We have not seen the best of these 2017-18 Warriors — not even close. Oh, we’ve seen glimpses. The defense that was the league’s best when Curry was out 11 games with a sprained ankle. The offense that seems to be able to sizzle at will. One can assume the Warriors will be rounding into their best form come the playoffs, and if they do, they will be tough to beat.

But January is not May, and it can be tough for such a talented team to stay focused when they can win games like Wednesday night’s, a game where they were outplayed and outhustled by a Mavericks team that just seemed hungrier, especially in that final stretch.

“A couple turnovers where we were just lazy on the inbounds, not securing the ball on those possessions,” Curry said. “They made some tough shots, but we gave them confidence by a couple breakdowns we had. Guys were stepping into open threes, getting to the basket unabated. A combination of a lot of things we need to shore up.”
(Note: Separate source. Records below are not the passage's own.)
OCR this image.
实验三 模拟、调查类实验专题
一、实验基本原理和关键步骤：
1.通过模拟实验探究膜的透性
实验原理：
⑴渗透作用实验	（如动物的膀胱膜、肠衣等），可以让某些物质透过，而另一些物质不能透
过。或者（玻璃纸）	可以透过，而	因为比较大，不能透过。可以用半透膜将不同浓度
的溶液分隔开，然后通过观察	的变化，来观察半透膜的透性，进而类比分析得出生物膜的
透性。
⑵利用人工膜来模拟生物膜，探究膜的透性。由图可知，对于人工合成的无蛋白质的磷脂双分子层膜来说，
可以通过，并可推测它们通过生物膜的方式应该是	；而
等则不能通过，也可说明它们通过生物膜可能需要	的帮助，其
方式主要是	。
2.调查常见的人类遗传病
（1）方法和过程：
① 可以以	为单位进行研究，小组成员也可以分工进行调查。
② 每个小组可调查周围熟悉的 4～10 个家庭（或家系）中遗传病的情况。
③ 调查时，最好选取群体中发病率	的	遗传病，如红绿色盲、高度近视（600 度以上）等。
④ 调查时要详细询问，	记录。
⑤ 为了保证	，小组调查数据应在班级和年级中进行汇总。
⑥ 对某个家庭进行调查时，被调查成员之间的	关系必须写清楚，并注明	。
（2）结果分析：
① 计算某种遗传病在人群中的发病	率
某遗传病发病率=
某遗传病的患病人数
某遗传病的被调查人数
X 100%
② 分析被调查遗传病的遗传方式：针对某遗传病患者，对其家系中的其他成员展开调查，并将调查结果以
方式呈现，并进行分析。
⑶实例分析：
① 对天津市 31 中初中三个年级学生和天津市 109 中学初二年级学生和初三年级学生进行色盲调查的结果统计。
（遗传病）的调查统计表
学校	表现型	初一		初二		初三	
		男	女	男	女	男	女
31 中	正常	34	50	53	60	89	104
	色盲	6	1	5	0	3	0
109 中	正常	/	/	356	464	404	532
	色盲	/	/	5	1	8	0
During the frantic last few minutes on Wednesday, as the Mavericks mounted their comeback, Kerr could be seen on the sidelines, smiling and shaking his head.

“I was smiling at the idea that we could be completely brain dead — all I could do was laugh,” he said. “It was like grade-school stuff the last few minutes, it really was. Some of the lack of focus was astounding.

“We walk this fine line between chaos and disorder,” Kerr continued. “We’re at our best when we can be loose and free, but we’ve gotta have discipline to go along with that. When we do that, when we find that balance, we’re really, really hard to beat.”

Remember this: The Warriors have not found that balance. Not yet. And without that balance, they are still the best team in the league. And if they do find that balance — if they do find that alchemy of freedom and discipline — they could become as close to unstoppable as any team we’ve ever seen.